Israel’s International Investment Position (IIP), Second quarter of 2018


Full press release


Graphs and data


  • In the second quarter of 2018, the balance of assets held abroad by Israeli residents increased by about $1 billion (about 0.2 percent). Net investments (financial and direct) in equities were partly offset by withdrawals from deposits abroad by Israelis and by a decline in the value of customer credit.
  •  Outstanding liabilities to abroad increased by approximately $11.8 billion (4 percent) in the second quarter.
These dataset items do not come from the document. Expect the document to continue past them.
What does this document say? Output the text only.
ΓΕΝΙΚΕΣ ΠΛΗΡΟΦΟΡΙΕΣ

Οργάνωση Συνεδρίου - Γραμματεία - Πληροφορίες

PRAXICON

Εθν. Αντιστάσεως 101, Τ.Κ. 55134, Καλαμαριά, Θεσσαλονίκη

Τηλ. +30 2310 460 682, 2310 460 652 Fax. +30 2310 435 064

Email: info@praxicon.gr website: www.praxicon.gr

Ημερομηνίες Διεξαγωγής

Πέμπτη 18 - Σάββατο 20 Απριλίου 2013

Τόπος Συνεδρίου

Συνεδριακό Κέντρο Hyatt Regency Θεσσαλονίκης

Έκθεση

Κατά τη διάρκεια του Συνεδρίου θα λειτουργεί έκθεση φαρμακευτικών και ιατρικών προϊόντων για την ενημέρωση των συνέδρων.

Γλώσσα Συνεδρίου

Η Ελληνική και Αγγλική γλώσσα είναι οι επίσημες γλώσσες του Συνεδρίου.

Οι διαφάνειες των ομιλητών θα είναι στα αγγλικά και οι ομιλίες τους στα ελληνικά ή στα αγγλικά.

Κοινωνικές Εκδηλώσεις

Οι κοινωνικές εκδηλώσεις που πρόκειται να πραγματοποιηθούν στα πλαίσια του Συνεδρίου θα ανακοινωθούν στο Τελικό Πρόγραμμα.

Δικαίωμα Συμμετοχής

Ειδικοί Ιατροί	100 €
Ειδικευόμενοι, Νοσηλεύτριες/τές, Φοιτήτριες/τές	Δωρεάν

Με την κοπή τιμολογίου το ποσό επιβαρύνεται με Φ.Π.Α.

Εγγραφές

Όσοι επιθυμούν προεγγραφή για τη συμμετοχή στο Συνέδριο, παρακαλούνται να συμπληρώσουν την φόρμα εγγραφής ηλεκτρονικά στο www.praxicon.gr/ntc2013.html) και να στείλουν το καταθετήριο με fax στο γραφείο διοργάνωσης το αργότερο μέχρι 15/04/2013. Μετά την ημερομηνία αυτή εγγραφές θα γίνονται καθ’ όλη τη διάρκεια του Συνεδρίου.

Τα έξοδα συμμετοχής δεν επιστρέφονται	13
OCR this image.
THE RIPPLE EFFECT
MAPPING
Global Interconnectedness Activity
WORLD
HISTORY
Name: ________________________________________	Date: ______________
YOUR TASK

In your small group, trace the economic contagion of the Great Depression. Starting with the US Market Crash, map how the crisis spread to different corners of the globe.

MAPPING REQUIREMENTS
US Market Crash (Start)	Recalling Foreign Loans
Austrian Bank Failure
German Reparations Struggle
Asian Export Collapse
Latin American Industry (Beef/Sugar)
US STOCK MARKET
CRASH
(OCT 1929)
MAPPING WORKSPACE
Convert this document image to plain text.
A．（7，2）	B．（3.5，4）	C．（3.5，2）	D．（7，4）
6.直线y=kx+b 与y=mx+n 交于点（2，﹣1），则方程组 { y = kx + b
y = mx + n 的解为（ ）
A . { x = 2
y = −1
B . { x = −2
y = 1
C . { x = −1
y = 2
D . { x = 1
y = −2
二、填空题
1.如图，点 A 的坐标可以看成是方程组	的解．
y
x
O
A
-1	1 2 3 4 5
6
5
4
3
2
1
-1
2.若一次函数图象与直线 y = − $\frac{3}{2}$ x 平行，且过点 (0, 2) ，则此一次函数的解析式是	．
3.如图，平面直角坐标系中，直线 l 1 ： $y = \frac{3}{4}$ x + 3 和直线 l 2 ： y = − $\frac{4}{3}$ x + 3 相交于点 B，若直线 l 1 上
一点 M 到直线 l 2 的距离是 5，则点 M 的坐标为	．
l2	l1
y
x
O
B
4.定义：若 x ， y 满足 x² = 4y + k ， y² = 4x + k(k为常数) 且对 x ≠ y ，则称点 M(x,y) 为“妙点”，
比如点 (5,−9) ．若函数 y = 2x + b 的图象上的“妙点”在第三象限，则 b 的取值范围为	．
There was an increase in equity prices of Israeli companies traded abroad, net direct investments by nonresidents in Israeli share capital and investments in makam.
  • The ratio of gross external debt to GDP increased during the course of the second quarter by about 1.2 percentage points, to 26.4 percent at the end of June—reflecting an increase in the balance of gross external debt that was greater than the increase in GDP.
  •  Israel’s surplus of assets over liabilities vis-à-vis abroad decreased in the second quarter by approximately $10.8 billion (7.7 percent), to about $130 billion at the end of June, mainly as a result of an increase in the prices of Israeli equities held by nonresidents that increased the balance of liabilities.
  • The surplus of assets over liabilities vis-à-vis abroad in debt instruments alone (negative net external debt) declined by about $6.6 billion (4 percent) in the second quarter, to approximately $157 billion at the end of June.